La perrera, ¿solución?

Los años pasan y la solución nunca llega. Años y años de quejas en los medios de comunicación y en redes sociales sobre el tema de los perros callejeros y todo sigue igual. En Bella Unión la gente se queja que no puede ir al parque General Rivera o Plaza 25 de Agosto por la presencia de perros. Que en veredas y calles deambulan perros.
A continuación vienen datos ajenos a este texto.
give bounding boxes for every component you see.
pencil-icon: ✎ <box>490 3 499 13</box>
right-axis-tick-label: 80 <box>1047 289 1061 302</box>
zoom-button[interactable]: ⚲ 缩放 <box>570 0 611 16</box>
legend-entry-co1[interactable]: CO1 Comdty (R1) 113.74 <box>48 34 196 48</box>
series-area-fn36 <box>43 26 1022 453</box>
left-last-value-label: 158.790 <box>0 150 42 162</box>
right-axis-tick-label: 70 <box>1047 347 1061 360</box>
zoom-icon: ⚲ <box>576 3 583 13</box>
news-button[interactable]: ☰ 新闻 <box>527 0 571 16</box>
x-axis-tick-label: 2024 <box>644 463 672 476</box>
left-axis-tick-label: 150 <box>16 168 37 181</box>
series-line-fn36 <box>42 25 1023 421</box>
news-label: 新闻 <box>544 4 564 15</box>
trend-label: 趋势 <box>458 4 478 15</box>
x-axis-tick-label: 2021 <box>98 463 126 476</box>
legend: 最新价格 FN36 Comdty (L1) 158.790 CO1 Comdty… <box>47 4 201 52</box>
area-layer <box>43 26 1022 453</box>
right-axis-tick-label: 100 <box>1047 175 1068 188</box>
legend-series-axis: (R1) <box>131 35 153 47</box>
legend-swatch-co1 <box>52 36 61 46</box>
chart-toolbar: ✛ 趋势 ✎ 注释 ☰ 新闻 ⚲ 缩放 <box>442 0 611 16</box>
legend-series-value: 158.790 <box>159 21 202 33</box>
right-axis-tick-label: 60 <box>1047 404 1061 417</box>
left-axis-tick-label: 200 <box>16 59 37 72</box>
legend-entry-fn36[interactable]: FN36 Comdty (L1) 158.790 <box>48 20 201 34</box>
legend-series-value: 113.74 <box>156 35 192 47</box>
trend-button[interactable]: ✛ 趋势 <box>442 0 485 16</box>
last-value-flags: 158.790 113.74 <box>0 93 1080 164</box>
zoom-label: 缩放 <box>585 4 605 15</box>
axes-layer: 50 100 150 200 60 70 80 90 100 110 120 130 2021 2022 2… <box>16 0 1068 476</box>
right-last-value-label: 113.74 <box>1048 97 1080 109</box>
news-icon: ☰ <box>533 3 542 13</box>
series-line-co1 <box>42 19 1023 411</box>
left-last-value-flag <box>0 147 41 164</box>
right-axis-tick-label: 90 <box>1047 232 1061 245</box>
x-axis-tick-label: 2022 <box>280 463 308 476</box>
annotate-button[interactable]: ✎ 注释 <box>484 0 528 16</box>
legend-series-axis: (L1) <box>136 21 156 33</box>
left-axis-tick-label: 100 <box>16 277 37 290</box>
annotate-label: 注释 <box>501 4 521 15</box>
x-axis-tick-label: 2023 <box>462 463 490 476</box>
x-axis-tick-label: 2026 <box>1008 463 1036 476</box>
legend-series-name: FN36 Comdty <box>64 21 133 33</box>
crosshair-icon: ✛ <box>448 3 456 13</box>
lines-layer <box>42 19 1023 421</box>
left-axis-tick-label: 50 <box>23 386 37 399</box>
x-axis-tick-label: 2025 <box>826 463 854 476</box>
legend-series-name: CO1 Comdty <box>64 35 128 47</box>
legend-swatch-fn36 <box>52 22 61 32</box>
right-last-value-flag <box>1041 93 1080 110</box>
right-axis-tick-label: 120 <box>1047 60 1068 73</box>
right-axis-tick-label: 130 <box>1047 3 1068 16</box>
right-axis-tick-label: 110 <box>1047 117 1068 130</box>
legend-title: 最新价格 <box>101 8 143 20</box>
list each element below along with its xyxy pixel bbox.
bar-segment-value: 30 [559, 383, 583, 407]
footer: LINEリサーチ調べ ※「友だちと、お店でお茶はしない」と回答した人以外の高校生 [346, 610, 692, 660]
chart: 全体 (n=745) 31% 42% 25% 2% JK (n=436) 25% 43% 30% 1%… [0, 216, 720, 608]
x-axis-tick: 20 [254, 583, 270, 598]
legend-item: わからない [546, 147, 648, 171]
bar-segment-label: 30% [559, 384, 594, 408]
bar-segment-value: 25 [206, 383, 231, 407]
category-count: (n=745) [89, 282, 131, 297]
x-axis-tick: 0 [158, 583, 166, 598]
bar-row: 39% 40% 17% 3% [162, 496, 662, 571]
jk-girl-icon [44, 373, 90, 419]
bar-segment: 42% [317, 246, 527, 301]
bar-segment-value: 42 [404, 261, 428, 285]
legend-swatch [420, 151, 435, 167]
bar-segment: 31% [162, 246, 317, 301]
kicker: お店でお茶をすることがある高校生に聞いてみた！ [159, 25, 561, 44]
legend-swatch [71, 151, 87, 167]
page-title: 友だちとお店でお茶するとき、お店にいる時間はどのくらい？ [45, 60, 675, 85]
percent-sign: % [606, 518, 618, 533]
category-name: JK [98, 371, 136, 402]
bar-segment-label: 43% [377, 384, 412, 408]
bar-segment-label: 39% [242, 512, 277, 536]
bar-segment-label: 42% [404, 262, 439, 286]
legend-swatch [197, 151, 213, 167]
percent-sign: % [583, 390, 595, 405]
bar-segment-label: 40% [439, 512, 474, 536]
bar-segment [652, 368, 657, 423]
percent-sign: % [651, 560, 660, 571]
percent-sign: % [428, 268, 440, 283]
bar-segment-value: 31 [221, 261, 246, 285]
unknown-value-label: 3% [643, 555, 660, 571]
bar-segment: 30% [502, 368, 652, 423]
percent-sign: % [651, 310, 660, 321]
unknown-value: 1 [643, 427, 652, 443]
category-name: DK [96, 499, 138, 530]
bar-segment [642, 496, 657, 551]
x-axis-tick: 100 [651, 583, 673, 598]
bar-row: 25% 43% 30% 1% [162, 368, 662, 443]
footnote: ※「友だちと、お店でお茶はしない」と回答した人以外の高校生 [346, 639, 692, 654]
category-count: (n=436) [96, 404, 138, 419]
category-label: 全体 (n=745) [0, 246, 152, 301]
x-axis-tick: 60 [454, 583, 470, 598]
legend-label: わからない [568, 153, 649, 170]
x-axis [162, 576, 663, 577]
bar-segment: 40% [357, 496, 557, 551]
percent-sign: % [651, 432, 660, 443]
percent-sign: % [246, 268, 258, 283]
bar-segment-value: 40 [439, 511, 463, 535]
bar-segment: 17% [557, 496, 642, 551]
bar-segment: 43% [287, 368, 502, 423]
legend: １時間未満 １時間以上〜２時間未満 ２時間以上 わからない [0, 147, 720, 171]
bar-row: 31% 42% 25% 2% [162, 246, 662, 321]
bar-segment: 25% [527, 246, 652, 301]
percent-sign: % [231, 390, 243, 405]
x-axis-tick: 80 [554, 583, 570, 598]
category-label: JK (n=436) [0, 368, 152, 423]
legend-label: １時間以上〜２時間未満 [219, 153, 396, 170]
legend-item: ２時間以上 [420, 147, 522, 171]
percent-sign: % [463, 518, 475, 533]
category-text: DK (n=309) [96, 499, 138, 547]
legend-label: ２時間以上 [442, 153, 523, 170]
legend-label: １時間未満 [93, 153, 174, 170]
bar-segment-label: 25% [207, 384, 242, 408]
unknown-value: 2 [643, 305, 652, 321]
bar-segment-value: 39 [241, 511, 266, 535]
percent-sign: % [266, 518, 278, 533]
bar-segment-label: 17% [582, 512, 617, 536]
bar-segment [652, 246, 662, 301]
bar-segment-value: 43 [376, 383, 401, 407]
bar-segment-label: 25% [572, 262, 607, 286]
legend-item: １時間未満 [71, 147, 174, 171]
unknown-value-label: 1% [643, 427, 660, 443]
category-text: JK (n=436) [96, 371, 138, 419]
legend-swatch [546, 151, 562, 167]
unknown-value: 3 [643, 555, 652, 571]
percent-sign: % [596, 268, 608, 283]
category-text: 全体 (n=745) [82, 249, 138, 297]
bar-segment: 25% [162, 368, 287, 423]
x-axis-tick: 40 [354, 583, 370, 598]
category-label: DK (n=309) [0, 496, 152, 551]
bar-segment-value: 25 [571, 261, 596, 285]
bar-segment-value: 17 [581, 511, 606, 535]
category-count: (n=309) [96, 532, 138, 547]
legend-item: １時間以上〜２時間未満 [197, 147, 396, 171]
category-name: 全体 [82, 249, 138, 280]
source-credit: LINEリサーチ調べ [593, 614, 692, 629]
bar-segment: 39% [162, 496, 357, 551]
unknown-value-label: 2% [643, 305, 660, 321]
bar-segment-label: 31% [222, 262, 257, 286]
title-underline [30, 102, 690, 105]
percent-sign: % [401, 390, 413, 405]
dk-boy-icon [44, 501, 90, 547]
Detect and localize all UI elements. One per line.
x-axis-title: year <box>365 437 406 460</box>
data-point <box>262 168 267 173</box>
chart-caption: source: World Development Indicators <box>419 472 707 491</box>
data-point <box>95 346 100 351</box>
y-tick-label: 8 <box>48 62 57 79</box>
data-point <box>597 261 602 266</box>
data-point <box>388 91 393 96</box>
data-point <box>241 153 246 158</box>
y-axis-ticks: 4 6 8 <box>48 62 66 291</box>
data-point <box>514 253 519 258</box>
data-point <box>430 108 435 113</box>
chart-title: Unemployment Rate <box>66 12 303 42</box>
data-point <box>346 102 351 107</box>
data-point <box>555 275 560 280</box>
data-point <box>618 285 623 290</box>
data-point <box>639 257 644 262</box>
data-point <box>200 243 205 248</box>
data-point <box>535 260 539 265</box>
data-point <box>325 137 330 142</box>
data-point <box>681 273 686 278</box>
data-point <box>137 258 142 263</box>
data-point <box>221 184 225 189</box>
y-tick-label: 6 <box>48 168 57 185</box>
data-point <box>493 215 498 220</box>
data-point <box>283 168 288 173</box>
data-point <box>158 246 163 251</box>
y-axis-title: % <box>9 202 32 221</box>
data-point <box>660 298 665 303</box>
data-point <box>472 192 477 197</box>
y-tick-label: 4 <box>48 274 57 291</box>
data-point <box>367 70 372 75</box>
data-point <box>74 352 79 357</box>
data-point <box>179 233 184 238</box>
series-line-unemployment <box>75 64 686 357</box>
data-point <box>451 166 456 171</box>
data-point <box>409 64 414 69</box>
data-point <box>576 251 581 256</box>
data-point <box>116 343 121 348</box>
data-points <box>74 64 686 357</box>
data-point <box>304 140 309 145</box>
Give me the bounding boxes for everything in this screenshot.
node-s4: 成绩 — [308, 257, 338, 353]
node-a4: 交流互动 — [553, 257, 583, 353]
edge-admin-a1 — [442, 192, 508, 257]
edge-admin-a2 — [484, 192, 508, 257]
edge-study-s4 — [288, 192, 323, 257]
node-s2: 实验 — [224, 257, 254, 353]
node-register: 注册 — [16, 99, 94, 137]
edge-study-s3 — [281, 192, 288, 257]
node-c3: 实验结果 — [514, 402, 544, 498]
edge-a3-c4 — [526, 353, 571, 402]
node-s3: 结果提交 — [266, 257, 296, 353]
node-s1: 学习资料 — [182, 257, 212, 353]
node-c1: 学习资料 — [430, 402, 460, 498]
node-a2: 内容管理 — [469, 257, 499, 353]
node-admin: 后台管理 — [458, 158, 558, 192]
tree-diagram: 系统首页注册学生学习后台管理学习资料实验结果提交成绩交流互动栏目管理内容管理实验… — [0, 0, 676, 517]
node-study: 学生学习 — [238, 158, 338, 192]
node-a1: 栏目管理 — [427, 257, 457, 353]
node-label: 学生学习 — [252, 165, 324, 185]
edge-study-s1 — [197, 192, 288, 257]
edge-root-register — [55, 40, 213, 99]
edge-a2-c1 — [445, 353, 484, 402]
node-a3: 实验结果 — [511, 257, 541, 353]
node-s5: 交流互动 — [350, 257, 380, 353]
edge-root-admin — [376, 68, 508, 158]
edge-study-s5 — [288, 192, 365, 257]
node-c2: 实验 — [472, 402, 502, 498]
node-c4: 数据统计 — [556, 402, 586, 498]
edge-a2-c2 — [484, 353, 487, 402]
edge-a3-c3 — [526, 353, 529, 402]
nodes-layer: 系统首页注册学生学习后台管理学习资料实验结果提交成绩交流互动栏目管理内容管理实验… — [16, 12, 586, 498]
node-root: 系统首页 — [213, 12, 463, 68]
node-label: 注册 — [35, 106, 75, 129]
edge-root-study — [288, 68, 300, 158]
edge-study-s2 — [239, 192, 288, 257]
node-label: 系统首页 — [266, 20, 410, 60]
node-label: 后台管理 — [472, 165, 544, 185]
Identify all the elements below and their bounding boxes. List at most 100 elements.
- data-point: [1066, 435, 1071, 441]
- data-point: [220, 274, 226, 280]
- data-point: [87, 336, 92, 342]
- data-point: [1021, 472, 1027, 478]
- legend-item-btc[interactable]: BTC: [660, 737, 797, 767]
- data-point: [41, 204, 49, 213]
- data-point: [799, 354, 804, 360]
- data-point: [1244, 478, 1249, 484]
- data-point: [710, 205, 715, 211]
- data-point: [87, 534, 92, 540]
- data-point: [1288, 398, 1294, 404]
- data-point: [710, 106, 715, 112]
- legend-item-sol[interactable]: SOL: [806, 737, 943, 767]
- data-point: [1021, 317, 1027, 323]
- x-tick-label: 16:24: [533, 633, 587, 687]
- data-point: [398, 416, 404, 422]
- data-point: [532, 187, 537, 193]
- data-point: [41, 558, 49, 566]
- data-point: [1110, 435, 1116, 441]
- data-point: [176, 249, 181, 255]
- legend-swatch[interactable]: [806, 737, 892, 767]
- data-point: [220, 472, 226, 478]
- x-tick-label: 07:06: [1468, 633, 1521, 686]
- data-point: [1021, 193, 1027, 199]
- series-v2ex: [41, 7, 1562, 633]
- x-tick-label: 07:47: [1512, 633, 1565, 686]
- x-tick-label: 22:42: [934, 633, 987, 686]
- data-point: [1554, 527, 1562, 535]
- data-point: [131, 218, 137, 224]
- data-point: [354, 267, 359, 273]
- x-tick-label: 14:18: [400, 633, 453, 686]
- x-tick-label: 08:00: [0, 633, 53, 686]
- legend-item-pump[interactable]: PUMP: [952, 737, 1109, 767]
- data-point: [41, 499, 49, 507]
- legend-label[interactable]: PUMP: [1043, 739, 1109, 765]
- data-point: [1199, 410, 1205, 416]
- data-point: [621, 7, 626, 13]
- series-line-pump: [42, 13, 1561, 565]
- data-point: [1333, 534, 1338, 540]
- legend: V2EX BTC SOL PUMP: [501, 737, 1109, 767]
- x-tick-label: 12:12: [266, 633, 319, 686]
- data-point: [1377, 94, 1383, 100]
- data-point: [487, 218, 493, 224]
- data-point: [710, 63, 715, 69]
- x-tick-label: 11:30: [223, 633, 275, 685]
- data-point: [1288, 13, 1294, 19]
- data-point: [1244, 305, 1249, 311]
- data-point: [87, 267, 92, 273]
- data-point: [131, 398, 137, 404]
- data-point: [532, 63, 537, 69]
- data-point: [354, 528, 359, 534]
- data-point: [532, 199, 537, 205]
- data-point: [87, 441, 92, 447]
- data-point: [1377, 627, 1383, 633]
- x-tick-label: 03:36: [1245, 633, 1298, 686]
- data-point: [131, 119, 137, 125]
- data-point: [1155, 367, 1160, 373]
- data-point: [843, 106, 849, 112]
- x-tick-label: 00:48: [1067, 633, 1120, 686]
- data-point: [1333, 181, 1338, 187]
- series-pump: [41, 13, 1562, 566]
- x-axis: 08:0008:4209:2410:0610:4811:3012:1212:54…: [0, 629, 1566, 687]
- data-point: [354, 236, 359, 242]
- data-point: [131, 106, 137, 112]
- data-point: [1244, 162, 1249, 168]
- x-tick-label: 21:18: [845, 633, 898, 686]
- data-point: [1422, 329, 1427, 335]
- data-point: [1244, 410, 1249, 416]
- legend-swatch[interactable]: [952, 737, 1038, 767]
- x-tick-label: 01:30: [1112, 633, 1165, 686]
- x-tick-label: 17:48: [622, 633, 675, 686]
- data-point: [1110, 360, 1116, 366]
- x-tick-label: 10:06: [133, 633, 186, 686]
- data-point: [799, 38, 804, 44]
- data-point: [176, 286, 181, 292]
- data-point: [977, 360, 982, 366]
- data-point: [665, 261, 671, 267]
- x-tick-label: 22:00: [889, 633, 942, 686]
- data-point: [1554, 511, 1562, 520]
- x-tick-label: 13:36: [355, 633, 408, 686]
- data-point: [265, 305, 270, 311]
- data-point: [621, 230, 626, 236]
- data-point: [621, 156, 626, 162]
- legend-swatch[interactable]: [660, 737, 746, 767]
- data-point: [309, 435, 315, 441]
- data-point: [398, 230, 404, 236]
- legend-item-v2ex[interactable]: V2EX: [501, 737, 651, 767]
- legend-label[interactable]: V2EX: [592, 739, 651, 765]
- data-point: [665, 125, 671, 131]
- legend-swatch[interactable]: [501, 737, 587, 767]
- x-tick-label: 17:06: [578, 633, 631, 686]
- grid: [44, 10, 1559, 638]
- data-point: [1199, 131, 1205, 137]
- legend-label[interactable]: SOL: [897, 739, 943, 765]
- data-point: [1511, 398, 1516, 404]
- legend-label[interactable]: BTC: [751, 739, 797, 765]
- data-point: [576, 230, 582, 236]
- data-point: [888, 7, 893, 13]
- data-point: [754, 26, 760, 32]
Que fulano y mengano fueron mordidos. Que un perro hizo caer a ziclano de la moto. Se dice que el perro no tiene la culpa de estas situaciones y sí los dueños. El tema es que hay perros que viven en la calle, por tanto alguna vez tuvieron un «amo» pero ya no. Las castraciones, por más buena voluntad de la protectora de animales y de otras personas de la sociedad, no han sido solución. Entonces, ¿cuál solución? El llamado a la responsabilidad de los propietarios de mascotas no dio ni da solución. Las jornadas de castraciones no han dado el resultado esperado ya que aparecen crías abandonadas en rutas y caminos. En los años 80 en Bella Unión existía y actuaba la temible Perrera. Una Willys verde con una jaula en su carrocería, un chófer y dos funcionarios que utilizando un lazo, iban retirando de la vía pública todo perro suelto. Se podrá cuestionar el final de la mayoría de los perros capturados, ya que había un plazo para que el perro que tuviera dueño, una vez que este pagaba una multa podía levantarlo del local de encierro, que estaba ubicado en zona de La Tablada, contiguo al hoy desaparecido Matadero Municipal. Se podrá cuestionar la forma cómo se los mataba. Hoy una perrera puede constituirse en solución. Retirar de la vía pública al perro sin dueño, y aquellos que salen a la calle bajo conciencia del dueño, es responsable que si su mascota es capturada, deberá pagar una multa para levantarla y redoblar la cantidad si es reincidente. Así como viene la mano desde hace años, mire, pasarán décadas y todo seguirá igual o peor. Mucho nos quejamos, pero lo realizado hasta el momento no ha dado ninguna solución.